2024-07-13 05:40:02
Movie Review
Pastor Clarence stands before the closed casket of Cody Bertran.
“There have been moments when I’m standing here that I have no conviction, because the person who died, died in Christ. And that person was a good soul, who God would welcome with open arms,” Clarence says.
But Cody was not such a person.
That’s why Clarence felt the Holy Spirit calling him to read, instead, Luke 16:27-28. It’s one of Jesus’ teachings, and it speaks of a rich man who finds himself in hell.
“He begged the prophet [Abraham], pleading that he would send word to his brothers so that they would try to do right so that they would not wind up where he was—in hell,” Clarence explains.
It’s Pastor Clarence’s earnest warning to the rest of the Bertran family, all of whom sit scowling in a nearby pew. They’ve got a reputation around town for their wicked deeds—according to Clarence, they’ve stolen, raped and maimed people. In fact, Cody died when a woman shot him as he attempted to rob her. In Clarence’s eyes, his grim ending should prompt the rest of the family to turn from their evil ways and get right with God.
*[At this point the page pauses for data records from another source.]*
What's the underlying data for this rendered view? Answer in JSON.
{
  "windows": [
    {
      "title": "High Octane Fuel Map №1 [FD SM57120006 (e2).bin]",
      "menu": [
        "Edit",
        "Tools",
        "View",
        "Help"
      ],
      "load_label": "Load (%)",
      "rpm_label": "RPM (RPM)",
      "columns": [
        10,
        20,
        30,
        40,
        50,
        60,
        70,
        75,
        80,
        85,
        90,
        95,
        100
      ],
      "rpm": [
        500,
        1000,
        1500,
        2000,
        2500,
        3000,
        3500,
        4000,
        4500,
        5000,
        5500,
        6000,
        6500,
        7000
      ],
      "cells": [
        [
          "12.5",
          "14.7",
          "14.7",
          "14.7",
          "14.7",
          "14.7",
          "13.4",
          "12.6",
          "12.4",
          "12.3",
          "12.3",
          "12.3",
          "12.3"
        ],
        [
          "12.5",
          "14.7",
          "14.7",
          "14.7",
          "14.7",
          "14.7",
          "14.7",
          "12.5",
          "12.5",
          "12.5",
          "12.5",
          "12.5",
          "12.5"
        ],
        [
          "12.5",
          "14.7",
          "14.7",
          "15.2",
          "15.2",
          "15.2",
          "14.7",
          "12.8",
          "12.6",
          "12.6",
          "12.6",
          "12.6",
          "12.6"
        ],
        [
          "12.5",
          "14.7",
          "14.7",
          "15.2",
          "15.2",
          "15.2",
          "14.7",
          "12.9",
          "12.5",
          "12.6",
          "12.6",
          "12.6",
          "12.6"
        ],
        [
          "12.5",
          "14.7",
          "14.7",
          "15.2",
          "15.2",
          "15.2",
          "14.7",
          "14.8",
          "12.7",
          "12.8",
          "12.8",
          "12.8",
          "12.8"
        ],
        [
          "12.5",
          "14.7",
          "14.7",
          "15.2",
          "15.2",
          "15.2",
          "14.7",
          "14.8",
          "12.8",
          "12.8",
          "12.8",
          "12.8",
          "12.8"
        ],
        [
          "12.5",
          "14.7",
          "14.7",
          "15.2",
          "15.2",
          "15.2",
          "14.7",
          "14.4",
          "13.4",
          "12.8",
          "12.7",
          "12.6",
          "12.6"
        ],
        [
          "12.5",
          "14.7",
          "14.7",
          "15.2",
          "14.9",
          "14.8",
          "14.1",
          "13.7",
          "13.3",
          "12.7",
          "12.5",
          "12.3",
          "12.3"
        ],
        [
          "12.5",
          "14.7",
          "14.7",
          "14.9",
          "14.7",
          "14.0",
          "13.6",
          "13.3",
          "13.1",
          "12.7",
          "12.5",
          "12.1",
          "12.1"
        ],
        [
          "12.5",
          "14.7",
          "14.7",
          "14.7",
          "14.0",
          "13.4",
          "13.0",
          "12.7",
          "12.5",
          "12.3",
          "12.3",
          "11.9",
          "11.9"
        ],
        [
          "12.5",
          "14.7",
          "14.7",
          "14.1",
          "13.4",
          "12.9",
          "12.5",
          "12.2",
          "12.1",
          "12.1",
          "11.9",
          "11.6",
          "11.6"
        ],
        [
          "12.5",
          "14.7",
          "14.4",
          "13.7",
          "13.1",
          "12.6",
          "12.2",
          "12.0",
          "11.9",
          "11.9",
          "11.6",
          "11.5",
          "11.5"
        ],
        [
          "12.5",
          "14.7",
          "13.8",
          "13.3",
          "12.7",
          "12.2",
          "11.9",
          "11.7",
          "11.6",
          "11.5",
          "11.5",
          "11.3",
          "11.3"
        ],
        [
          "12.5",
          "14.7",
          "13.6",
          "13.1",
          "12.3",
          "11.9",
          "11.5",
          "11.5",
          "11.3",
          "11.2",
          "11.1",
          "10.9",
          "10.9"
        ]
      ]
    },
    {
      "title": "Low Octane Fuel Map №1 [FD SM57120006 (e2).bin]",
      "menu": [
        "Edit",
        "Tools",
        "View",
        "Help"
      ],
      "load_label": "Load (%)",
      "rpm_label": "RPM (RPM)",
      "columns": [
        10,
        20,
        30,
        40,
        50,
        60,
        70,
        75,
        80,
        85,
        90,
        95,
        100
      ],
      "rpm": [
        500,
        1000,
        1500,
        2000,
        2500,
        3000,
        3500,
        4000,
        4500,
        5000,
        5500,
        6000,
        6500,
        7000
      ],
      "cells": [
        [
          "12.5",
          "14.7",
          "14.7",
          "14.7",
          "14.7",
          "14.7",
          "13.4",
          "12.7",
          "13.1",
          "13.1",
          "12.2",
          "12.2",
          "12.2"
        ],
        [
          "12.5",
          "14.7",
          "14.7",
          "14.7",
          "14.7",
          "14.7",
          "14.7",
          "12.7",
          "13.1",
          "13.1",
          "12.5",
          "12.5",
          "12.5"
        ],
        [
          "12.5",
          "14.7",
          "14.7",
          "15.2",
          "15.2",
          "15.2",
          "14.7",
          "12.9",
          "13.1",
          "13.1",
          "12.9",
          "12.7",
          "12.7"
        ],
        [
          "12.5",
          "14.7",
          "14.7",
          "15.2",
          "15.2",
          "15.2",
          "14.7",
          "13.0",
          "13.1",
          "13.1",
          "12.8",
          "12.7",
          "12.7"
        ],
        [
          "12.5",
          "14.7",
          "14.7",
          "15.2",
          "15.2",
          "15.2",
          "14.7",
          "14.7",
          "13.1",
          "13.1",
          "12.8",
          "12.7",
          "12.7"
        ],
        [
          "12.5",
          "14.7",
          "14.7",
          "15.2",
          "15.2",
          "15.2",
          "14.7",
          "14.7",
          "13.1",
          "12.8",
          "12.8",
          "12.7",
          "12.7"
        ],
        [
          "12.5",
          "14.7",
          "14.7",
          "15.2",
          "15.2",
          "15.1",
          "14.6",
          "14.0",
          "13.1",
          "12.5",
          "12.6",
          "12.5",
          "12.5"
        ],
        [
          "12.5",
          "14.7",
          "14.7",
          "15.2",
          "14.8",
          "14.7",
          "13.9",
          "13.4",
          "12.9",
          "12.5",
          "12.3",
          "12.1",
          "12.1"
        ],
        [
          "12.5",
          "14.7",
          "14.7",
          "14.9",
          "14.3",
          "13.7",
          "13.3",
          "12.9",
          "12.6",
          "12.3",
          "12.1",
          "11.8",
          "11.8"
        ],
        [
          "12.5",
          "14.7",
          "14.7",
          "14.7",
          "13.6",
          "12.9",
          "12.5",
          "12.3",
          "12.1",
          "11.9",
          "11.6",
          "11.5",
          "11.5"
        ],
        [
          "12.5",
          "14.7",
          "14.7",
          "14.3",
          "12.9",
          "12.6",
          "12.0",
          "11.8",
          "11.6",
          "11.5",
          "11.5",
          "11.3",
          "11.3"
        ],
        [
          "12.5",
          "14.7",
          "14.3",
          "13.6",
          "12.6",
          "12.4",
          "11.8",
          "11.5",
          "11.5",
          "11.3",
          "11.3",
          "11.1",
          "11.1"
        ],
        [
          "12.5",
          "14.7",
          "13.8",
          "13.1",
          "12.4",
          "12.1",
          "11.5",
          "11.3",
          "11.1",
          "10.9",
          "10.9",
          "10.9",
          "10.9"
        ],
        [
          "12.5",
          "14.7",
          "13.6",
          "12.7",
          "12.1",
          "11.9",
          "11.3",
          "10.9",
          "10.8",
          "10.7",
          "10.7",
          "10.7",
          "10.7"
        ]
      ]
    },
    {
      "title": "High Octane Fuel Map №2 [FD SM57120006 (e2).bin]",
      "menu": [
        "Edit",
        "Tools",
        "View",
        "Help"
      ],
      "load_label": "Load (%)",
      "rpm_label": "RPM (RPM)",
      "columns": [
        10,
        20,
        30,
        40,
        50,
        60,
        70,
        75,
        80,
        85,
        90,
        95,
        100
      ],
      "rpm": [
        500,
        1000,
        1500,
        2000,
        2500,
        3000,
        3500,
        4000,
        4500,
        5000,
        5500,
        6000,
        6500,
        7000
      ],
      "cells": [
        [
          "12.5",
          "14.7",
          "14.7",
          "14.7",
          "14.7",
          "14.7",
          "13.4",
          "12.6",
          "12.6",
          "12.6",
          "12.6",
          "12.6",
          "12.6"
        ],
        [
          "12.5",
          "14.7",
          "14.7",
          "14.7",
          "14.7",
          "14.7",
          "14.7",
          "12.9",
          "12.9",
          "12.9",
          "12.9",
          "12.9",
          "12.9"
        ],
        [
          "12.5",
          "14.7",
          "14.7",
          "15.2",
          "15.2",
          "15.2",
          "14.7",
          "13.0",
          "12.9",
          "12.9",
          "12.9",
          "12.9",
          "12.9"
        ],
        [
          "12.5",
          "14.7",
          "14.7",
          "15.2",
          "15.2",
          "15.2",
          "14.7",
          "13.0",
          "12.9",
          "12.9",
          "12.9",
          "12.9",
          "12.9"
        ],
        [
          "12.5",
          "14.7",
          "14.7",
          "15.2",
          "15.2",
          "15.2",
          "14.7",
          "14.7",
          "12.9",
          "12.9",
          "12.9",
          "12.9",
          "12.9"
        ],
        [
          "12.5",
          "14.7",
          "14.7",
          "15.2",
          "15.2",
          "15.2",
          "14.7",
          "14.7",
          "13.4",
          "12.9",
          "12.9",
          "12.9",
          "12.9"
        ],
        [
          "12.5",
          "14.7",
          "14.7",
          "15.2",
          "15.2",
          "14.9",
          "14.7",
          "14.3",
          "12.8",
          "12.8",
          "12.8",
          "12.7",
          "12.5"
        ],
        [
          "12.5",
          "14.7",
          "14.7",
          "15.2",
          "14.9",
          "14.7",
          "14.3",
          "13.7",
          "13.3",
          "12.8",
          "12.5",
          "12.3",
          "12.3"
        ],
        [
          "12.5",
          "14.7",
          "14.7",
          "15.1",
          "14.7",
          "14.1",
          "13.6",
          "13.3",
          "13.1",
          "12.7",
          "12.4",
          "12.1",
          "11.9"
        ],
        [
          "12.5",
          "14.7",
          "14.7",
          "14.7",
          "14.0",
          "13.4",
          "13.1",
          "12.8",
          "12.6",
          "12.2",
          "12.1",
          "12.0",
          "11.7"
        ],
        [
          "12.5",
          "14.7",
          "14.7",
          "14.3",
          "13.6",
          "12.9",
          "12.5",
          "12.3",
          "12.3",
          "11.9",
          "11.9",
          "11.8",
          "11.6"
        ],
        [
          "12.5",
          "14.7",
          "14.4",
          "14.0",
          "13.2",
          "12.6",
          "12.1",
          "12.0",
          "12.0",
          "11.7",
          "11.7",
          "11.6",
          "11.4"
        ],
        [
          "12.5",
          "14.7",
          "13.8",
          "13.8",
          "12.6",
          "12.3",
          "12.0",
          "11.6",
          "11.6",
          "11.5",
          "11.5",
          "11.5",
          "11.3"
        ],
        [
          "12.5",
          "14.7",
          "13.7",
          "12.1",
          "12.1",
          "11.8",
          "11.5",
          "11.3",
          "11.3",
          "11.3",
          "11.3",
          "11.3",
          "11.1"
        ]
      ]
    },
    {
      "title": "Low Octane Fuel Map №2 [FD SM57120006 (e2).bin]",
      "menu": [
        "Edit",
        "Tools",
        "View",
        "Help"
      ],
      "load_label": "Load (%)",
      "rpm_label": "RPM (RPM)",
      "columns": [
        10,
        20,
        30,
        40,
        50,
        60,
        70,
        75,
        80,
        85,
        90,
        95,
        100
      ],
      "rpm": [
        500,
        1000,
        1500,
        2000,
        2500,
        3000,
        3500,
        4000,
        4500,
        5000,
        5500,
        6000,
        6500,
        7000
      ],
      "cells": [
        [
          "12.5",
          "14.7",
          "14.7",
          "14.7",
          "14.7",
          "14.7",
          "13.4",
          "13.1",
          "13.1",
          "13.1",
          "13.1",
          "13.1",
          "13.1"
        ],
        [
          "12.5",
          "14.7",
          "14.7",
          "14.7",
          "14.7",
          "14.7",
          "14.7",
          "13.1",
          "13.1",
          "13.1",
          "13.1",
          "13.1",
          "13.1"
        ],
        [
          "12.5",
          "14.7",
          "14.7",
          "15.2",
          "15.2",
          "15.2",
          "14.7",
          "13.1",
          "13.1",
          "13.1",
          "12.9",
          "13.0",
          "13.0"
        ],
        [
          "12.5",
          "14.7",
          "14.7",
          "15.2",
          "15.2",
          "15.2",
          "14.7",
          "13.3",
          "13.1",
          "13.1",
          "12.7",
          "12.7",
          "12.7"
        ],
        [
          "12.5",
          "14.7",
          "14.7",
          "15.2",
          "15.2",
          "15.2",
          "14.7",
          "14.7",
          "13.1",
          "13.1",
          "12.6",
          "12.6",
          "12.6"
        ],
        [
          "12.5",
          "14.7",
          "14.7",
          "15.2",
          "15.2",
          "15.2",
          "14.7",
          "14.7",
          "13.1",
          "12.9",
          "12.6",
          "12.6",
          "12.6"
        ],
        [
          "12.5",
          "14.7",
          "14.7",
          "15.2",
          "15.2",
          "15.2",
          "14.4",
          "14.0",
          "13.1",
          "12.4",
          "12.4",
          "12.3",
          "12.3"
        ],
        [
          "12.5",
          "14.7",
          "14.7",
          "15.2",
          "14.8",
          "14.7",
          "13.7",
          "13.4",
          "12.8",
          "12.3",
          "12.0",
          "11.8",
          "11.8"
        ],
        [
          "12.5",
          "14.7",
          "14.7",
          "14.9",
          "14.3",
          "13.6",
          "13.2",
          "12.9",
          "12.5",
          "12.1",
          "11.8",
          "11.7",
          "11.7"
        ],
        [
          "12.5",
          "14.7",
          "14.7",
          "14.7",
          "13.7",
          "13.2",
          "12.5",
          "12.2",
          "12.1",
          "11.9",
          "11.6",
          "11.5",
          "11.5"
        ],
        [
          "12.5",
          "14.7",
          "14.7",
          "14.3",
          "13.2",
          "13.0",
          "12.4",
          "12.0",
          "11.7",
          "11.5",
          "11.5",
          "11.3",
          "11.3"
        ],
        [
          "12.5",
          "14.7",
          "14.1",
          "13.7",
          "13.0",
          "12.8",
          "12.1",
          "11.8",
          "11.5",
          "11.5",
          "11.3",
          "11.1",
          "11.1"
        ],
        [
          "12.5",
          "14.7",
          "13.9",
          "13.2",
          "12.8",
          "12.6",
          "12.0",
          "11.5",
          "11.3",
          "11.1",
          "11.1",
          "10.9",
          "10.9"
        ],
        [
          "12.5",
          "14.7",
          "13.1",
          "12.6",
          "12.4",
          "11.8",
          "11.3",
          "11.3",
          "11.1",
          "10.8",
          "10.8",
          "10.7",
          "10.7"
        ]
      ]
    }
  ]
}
But instead, their hearts only grow harder.
The family matriarch, Linda, shouts at the pastor and orders her four remaining sons to carry Cody’s body out of the church. They bury him in an unmarked grave on their own land.
It was a hard day for Pastor Clarence—but the week would get even more difficult for his daughter, Ava. She married one of the Bertran brothers, Dallas; the perceived slight at Cody’s funeral has only caused festering emotions within the man to boil. And while at a fancy dinner with friends, Dallas screams that he wants a divorce.
The demand hits Ava like a load of bricks. She’s endured plenty of pain and suffering at Dallas’ hands in the hope that her patience and love for him would nudge him toward becoming a kinder man. But as Ava’s friends and family help her to see the trauma that Dallas put her through, she eventually learns to move on with her life.
Meanwhile, Dallas’ heart continues to harden. And despite pursuing the divorce, he cannot stand to see Ava happy, especially as she begins talking with another man.
And if we apply the lesson of Luke 16 to the situation, not even Cody rising from the dead to warn Dallas of the consequences could convince him to repent of his evil.